Let $\varepsilon>0$ and $0<x<1$, $x\in \mathbb{R}$. From the given sequence and the condition $s_{n+1}<xs_n$, as @kieransquared mentioned in the comments, we can see that $s_{n+1}<x^ns_1$ or similarly $s_{n}<x^{n-1}s_1$. This means that there exists $N$ such that $x^Ns_1<\varepsilon$, since all members of the given sequence are positive real numbers, as such $s_1$ is also a positive real number.
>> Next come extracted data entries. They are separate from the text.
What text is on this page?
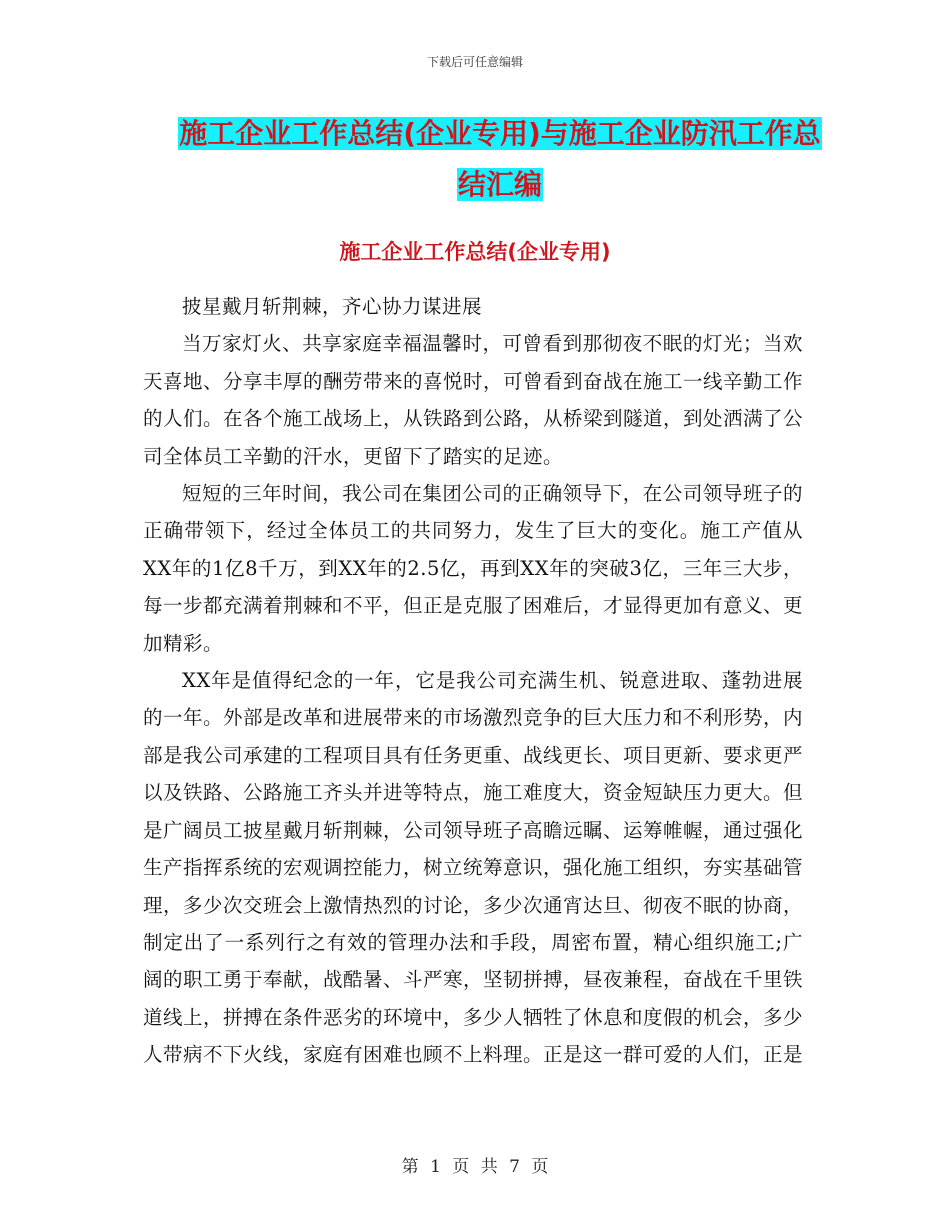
下载后可任意编辑
施工企业工作总结(企业专用)与施工企业防汛工作总
结汇编
施工企业工作总结(企业专用)

披星戴月斩荆棘，齐心协力谋进展

当万家灯火、共享家庭幸福温馨时，可曾看到那彻夜不眠的灯光；当欢天喜地、分享丰厚的酬劳带来的喜悦时，可曾看到奋战在施工一线辛勤工作的人们。在各个施工战场上，从铁路到公路，从桥梁到隧道，到处洒满了公司全体员工辛勤的汗水，更留下了踏实的足迹。

短短的三年时间，我公司在集团公司的正确领导下，在公司领导班子的正确带领下，经过全体员工的共同努力，发生了巨大的变化。施工产值从XX年的1亿8千万，到XX年的2.5亿，再到XX年的突破3亿，三年三大步，每一步都充满着荆棘和不平，但正是克服了困难后，才显得更加有意义、更加精彩。

XX年是值得纪念的一年，它是我公司充满生机、锐意进取、蓬勃进展的一年。外部是改革和进展带来的市场激烈竞争的巨大压力和不利形势，内部是我公司承建的工程项目具有任务更重、战线更长、项目更新、要求更严以及铁路、公路施工齐头并进等特点，施工难度大，资金短缺压力更大。但是广阔员工披星戴月斩荆棘，公司领导班子高瞻远瞩、运筹帷幄，通过强化生产指挥系统的宏观调控能力，树立统筹意识，强化施工组织，夯实基础管理，多少次交班会上激情热烈的讨论，多少次通宵达旦、彻夜不眠的协商，制定出了一系列行之有效的管理办法和手段，周密布置，精心组织施工;广阔的职工勇于奉献，战酷暑、斗严寒，坚韧拼搏，昼夜兼程，奋战在千里铁道线上，拼搏在条件恶劣的环境中，多少人牺牲了休息和度假的机会，多少人带病不下火线，家庭有困难也顾不上料理。正是这一群可爱的人们，正是

第 1 页 共 7 页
Then $\forall n > N$ we have:$$|s_{n}-0|=s_n<x^{n-1}s_1<x^Ns_1<\varepsilon\implies N>\log_{x}\frac{\varepsilon}{s_1}$$
Since $\varepsilon>0$ is arbitrary we come to the conclusion that $\forall \varepsilon >0 \exists N=\lfloor\log_{x}\frac{\varepsilon}{s_1}\rfloor+1, \forall n >N $ $|s_n-0|<\varepsilon$. This means $\displaystyle \lim_{n\to \infty}{s_n}=0$.